Somewhere (2010)
Grade: C+ | 1st Viewing
My one big issue with Sofia Coppola’s films has been an issue of class. She tends to favor ridiculously wealthy protagonists living in painfully wealthy isolation (as the daughter of Francis Ford Coppola, she is probably drawing from real life). It is an obstacle that starts her characters out as difficult to empathize, which she usually overcomes by the end of the film. In Somewhere she was only mildly successful at presenting Stephen Dorff’s A-list actor as a sympathetic character and she does so through supporting actress Elle Fanning, who proves once again she is one of the brightest up and coming talents in film.
Despite the general uninterestingness of the main character, there are some fantastic visual motifs that Coppola achieves that mostly redeem the viewing experience. However, one scene that sort of disturbed me was when the main character receives a massage from another man. The bit that ensues is supposed to be played for laughs, but it came across a bit homophobic, which I am sure was unintentional.
I Vitelloni (1953)
Grade: A- | 1st Viewing
Somewhat inspired by my trip to Rome, but mostly inspired by my simple lack of having seen them, I have been catching up on the films of Federico Fellini over the last week and I decided to begin with the film that established him as a genius filmmaking force. I Vitelloni was both bitterly funny and tremendously sad and it may be the most accessible Fellini film I have seen. It follows five young men who linger around their Italian town essentially doing nothing but exist.
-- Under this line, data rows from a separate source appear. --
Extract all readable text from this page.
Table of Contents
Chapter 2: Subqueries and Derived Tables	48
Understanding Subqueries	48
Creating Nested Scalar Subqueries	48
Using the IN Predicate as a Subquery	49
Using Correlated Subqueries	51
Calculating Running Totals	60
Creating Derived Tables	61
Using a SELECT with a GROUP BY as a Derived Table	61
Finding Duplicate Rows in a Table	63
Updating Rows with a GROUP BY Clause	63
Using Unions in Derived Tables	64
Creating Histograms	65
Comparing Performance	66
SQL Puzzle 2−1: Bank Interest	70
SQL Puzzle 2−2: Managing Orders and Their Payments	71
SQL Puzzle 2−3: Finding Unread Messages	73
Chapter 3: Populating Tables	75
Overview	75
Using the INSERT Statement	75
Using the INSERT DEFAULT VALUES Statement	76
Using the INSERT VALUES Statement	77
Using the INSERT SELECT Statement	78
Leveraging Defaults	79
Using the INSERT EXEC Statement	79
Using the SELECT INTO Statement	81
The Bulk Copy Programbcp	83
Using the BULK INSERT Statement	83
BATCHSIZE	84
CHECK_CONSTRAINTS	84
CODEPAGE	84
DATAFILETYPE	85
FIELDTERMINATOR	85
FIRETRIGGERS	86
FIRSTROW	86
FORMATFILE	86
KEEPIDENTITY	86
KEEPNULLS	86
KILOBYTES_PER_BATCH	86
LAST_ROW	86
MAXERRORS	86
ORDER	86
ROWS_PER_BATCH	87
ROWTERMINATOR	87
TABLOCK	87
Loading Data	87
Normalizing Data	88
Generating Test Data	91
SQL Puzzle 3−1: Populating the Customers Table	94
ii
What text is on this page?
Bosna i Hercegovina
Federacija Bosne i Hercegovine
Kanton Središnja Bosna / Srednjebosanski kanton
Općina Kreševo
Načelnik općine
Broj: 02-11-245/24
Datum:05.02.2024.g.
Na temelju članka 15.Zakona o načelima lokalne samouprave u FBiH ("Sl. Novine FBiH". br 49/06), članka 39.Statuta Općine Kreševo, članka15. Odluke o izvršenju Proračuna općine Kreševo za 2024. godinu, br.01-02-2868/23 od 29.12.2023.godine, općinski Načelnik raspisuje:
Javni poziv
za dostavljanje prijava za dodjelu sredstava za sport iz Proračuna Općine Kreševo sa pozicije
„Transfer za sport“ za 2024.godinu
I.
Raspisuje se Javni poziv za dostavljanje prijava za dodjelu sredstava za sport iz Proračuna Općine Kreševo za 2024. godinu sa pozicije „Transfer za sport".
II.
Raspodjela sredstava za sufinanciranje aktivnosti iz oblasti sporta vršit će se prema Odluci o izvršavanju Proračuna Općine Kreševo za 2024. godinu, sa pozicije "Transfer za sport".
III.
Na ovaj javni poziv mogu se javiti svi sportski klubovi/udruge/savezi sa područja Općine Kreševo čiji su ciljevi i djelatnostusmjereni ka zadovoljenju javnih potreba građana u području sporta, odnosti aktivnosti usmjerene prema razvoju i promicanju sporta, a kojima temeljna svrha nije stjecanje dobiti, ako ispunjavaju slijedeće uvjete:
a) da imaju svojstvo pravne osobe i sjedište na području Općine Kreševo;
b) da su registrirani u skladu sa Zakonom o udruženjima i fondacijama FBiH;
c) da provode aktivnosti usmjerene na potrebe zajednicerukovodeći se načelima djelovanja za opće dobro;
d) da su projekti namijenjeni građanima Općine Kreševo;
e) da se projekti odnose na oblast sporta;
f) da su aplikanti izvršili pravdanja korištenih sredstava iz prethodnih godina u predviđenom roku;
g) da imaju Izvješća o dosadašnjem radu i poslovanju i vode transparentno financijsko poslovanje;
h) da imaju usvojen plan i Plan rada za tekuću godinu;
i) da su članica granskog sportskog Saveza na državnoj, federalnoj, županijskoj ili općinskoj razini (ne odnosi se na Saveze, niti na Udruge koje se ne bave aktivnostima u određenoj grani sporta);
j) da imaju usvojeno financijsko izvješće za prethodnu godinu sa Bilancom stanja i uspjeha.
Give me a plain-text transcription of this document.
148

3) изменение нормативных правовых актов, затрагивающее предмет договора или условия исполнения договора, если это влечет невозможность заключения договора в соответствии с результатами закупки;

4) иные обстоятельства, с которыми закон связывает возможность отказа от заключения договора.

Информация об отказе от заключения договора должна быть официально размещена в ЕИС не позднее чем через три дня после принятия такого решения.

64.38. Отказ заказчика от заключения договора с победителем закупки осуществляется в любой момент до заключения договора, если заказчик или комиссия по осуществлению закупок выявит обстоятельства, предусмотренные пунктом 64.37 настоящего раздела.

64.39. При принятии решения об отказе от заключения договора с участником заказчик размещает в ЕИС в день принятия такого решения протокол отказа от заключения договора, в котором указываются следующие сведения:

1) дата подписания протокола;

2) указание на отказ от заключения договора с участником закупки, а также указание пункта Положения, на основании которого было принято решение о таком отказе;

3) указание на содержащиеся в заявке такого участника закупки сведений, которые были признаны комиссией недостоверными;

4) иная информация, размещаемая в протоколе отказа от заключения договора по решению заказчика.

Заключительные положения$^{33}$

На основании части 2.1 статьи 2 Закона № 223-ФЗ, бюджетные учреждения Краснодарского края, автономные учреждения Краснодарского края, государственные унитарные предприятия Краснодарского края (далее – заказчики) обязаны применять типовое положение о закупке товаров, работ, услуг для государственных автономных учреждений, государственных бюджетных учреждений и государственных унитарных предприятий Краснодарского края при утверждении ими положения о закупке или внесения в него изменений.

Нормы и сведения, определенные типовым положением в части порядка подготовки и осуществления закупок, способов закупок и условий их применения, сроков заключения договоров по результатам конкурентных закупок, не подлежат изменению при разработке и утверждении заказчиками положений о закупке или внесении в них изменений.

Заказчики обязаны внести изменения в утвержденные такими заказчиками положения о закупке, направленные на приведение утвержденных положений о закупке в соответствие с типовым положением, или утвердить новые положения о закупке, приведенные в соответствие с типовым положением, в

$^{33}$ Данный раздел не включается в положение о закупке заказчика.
Each character exists on an alternate moral plane with Moraldo apparently the only one with a conscious (yet surprisingly one of the most interesting).
Apparently this is one of the more autobiographical films of Fellini’s (all of his films have an autobiographical element) and he was said to represent Moraldo, the character who leaves. Knowing what Fellini’s career will blossom into shows the incredible stakes of a character being faced with the choice to either stay and remain an unemployed child and leave and realize one’s true potential. I am very glad that Fellini made that choice.
La Strada (1954)
Grade: A | 2nd Viewing
Re-watching this Fellini masterpiece is a treat for numerous reasons, but one in particular is the performance of Fellini’s real-life wife Giullietta Masina. Right from the start when she learns that her sister has died and has to suppress her excitement at the fact that she will now take her place and go on the road with circus performer Zampano. Her facial expressions exhibit such a myriad of emotions – childlike enthusiasm, sadness, and eagerness – that she immediately grabs the viewer’s attention and simultaneously becomes a sympathetic character much like Chaplin’s Little Tramp.
Balancing out Masina’s Gelsomina is Anthony Quinn’s Zampano, a brutish and abusive street-performing hack. Gelsomina’s complete devotion to Zampano could be viewed as allegorical like Christ’s devotion to a sinner as it is revealed at the end that both parties rely on one another. Like many of Fellini’s films, La Strada can be described as a tragicomedy and it is one of his best.